The idea of a "golden age" of social democracy is in fact illusory, for what issued was neither particularly social nor particularly democratic, despite the very real achievements post-1945. Even though Labour did not achieve social democracy the aspiration to go beyond the prevailing social liberalism towards something that would challenge the underlying liberal tenets of the state was nonetheless present amongst intellectuals, voters and party workers. What they reached for, namely something truly social democratic, we have yet to achieve, so that the real state of affairs is not that social democracy has failed, but that it has yet to be truly tried. What is “social” and what is “democratic” differ as time goes on, and need constant vigilance and imagination in order to mean anything. In seeking to achieve real social democracy it is necessary to bear the historical limitations of the British and other democratic lefts in mind while at the same time recognising their undoubted achievements. This will also, inevitably in the British situation, draw upon what is good in the liberal inheritance, while recognising its grave limitations, limitations that are very much to do with the way the British see their history, which, with all current doubts and hopes in mind, is still more as a romance than as a tragedy, the romance of liberal values. Of course it is neither, but it is decidedly nearer to the latter than the former, however hard this truth is to face.
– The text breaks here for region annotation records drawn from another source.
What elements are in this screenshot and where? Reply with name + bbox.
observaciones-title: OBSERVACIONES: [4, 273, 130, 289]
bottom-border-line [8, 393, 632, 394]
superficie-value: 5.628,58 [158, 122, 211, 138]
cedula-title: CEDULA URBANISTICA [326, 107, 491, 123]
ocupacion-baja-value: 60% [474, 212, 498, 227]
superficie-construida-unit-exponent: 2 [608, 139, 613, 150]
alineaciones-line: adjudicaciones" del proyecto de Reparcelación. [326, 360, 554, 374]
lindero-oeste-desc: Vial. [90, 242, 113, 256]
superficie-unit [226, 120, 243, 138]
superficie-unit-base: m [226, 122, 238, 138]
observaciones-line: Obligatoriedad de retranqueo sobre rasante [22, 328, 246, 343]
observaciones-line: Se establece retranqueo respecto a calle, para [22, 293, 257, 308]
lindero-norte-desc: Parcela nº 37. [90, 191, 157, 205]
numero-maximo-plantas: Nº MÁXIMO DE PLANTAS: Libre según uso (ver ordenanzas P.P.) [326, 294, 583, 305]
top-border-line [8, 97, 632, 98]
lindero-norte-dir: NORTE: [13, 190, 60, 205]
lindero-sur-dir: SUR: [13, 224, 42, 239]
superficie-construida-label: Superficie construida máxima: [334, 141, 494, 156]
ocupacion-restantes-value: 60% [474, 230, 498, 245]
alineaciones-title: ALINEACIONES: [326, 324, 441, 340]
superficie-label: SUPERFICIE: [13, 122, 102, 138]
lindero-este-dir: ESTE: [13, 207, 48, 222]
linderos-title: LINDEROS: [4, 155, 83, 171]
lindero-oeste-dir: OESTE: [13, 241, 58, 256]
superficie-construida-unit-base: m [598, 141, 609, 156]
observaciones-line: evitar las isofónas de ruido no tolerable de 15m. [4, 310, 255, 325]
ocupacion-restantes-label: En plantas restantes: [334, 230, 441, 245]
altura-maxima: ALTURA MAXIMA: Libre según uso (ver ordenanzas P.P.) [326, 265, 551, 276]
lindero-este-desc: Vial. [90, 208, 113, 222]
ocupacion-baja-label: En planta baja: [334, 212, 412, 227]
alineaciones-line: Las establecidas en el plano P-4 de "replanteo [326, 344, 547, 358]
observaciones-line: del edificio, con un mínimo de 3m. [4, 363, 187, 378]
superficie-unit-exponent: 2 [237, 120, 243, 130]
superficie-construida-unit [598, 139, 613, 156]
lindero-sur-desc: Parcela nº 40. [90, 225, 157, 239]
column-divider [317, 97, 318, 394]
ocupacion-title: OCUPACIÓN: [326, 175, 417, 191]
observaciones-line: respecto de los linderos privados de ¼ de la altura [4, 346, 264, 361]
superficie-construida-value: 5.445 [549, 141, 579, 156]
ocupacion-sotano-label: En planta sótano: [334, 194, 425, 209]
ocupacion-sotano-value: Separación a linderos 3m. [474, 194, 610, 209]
The result of this history is that we now have a political system unable to accommodate real change, to achieve stability and credibility, and least of all unable to achieve equality and fraternity. As society has become more diverse and plural, the state and its institutions have remained rigid and are increasingly alienated from the public. For this to change the governed have to take on the work of governance themselves. It is time for those who are in reality in themselves, in their daily existence, the true practitioners of the state, to become its true guardians. They can only do this with political leadership that is daring and the imaginative. The task is huge, but the century is still new.